Okay, for something that is actually mine I have my first serious painting project. I really need to try this again on a normal surface. This was my entry into the pumpkin decorating contest at work last year. After seeing one painted pink with a yarn mane and a sparkly horn, I went “I can do better than that.” My coworkers didn’t much agree, but what do you think? It’s acrylic paints on a plastic pumpkin.

I also found two pieces of pottery, one my mother’s and one mine from high school (I took a pottery class one year). Someday I’d love to get back into this.

I threw the bottom photos in because, a) mine is awful and b) I totally stole the way Mom marked her pottery. (Yes, my real name starts with an H).
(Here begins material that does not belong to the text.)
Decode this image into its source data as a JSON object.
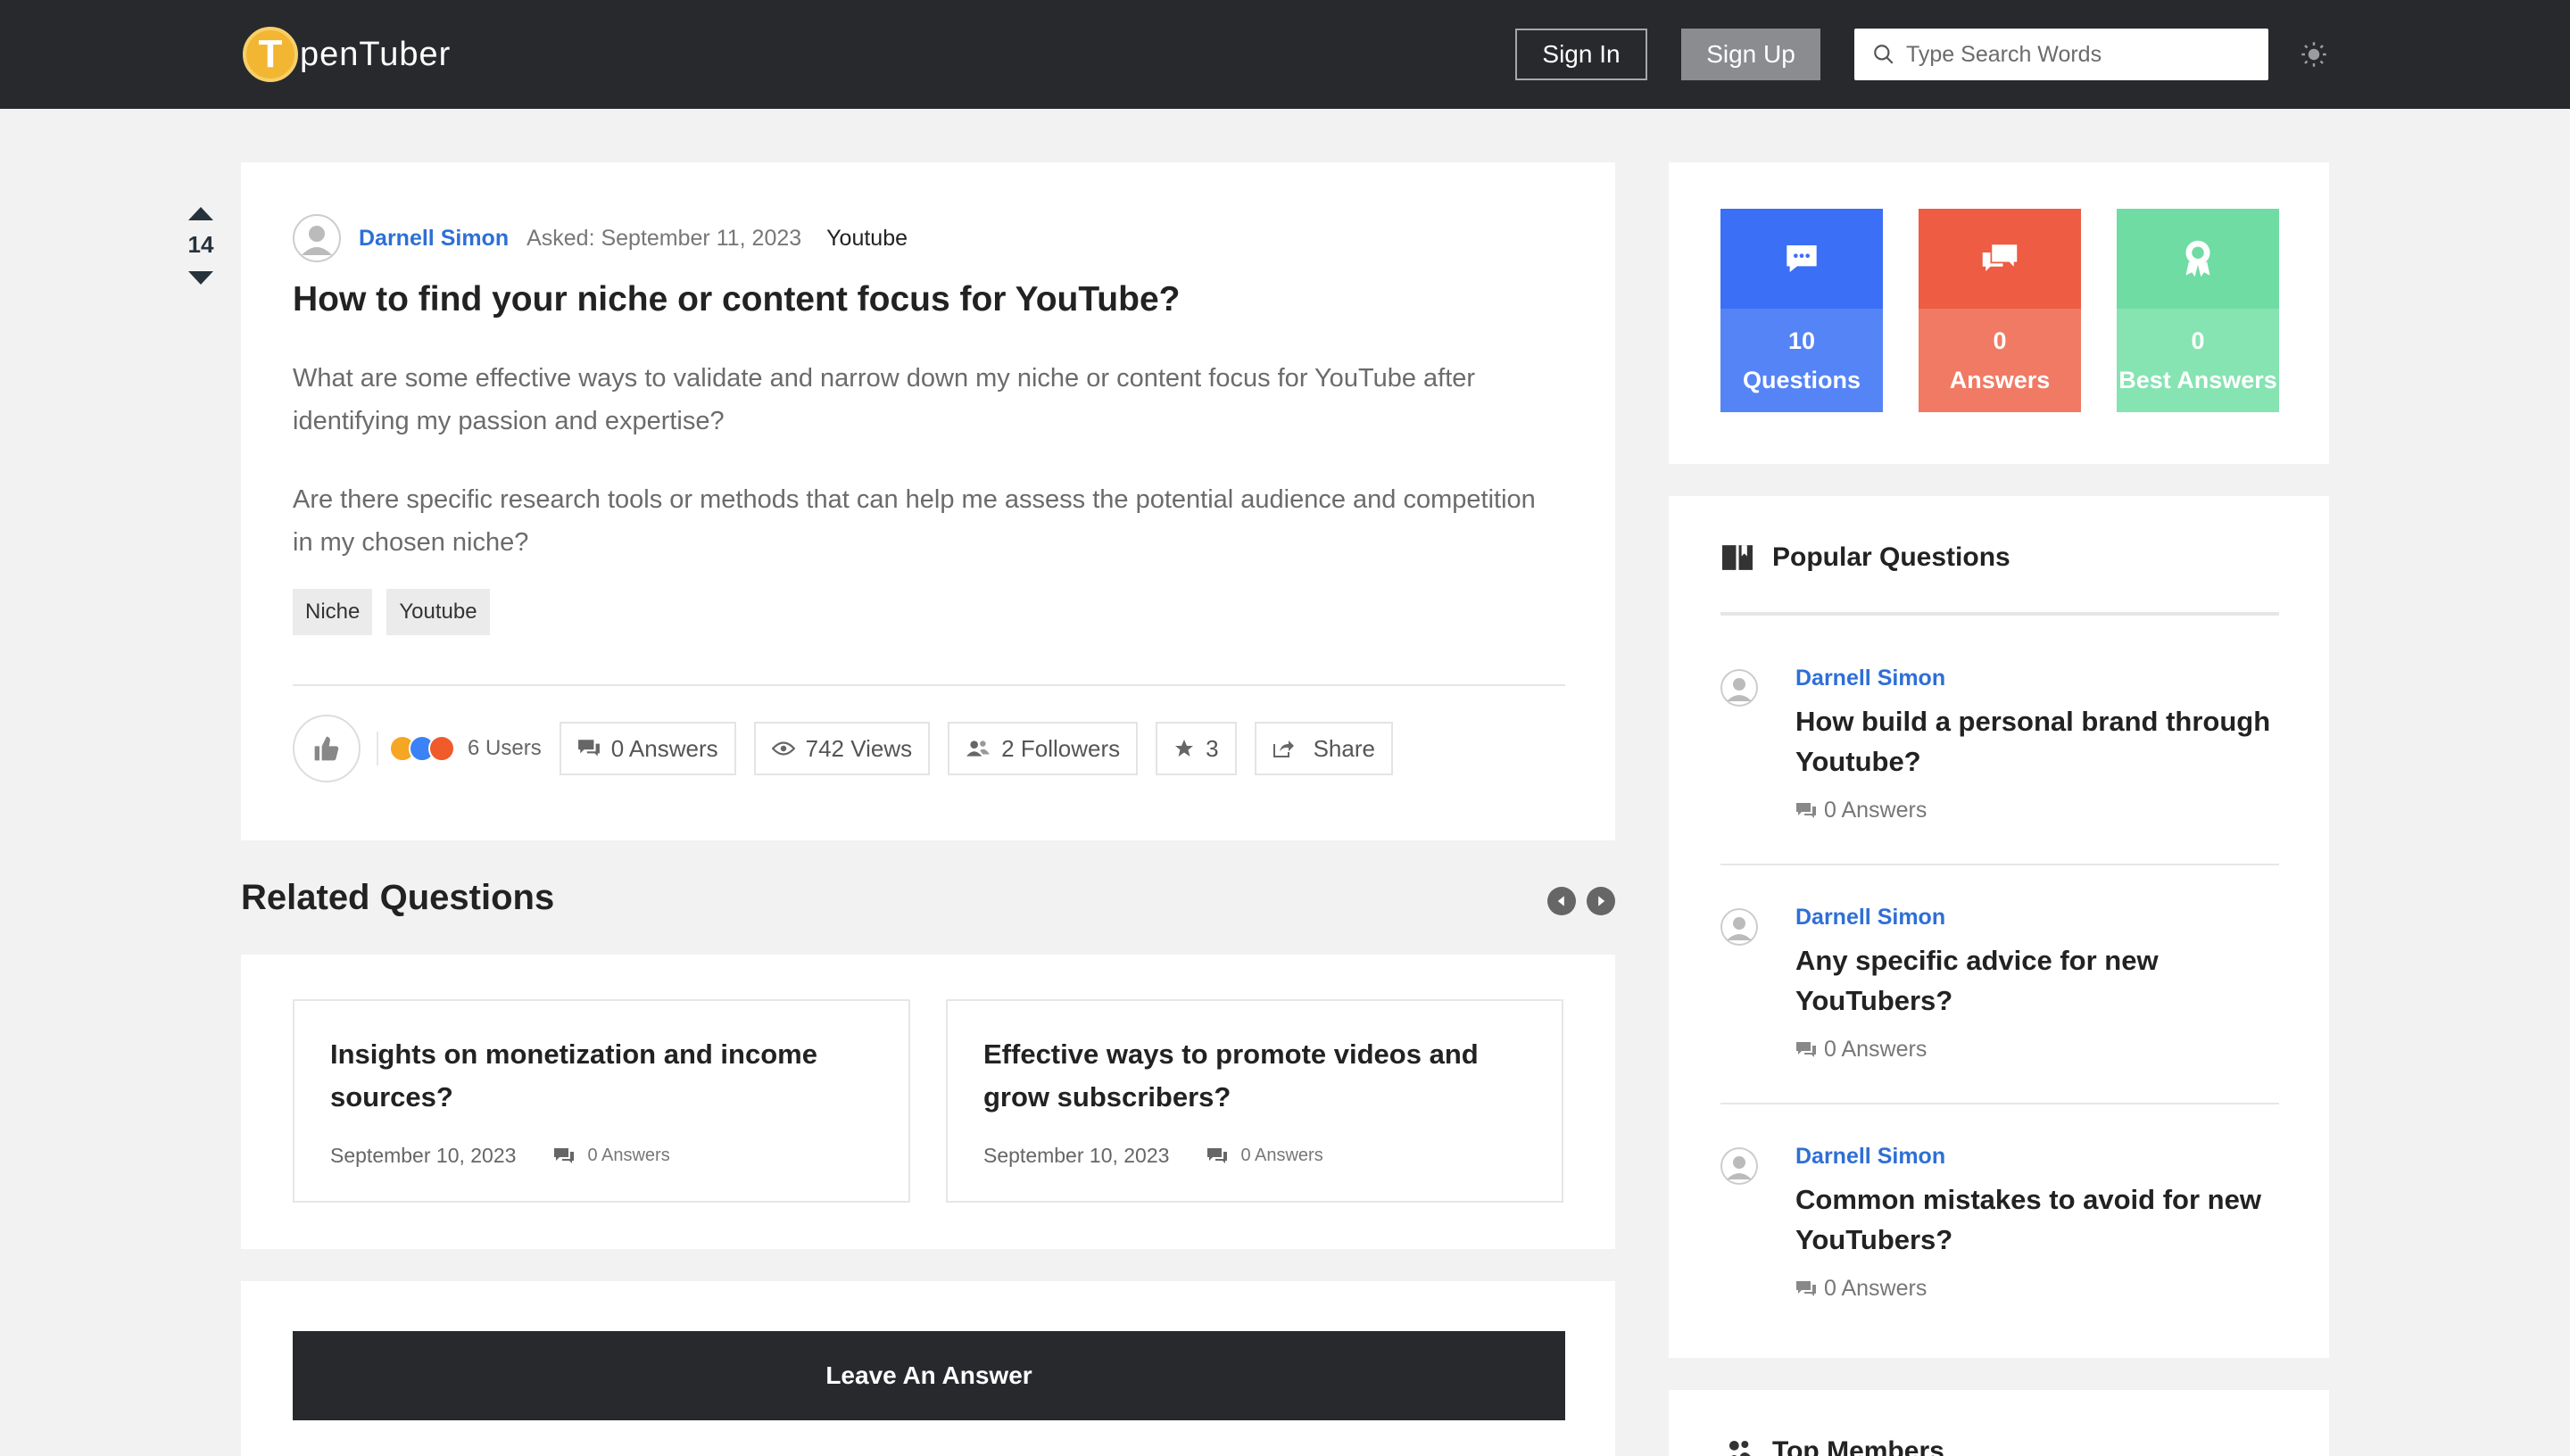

Okay, that’s all for crafts. These days I spend more time on writing than anything else (craft wise). I’m finishing up the second draft of my first novel:

manuscript

Yeah, it’s a bit long still. I’m probably going to have to find a very understanding publisher. But fingers crossed. I do have a few shorts out there, two as Lee Comyn that are out of publication and one as Julianna Comyn which is still going in Fae Love (I also recommend the story by Jessamin Gardiner, both because she’s a friend and because I think it’s really good). And plenty of fanfiction on AO3 as Triskellion. One of these days I might finish some projects there.

Well, thanks to Karin for letting me poke my nose in here and ramble.

One thought on “A Creative Soul or The Frustrated Engineer

  1. Thanks so much for being my guest, Ree!
    I don’t know, I kind of like your pumpkin. It certainly seems better to me than what you described the other one being 😉
    I’m really glad you found your mother’s shawl again and that you find comfort in it. I love that about knitting, it can hold so very much in the project itself. Not just knitting, either, but anything handmade like that.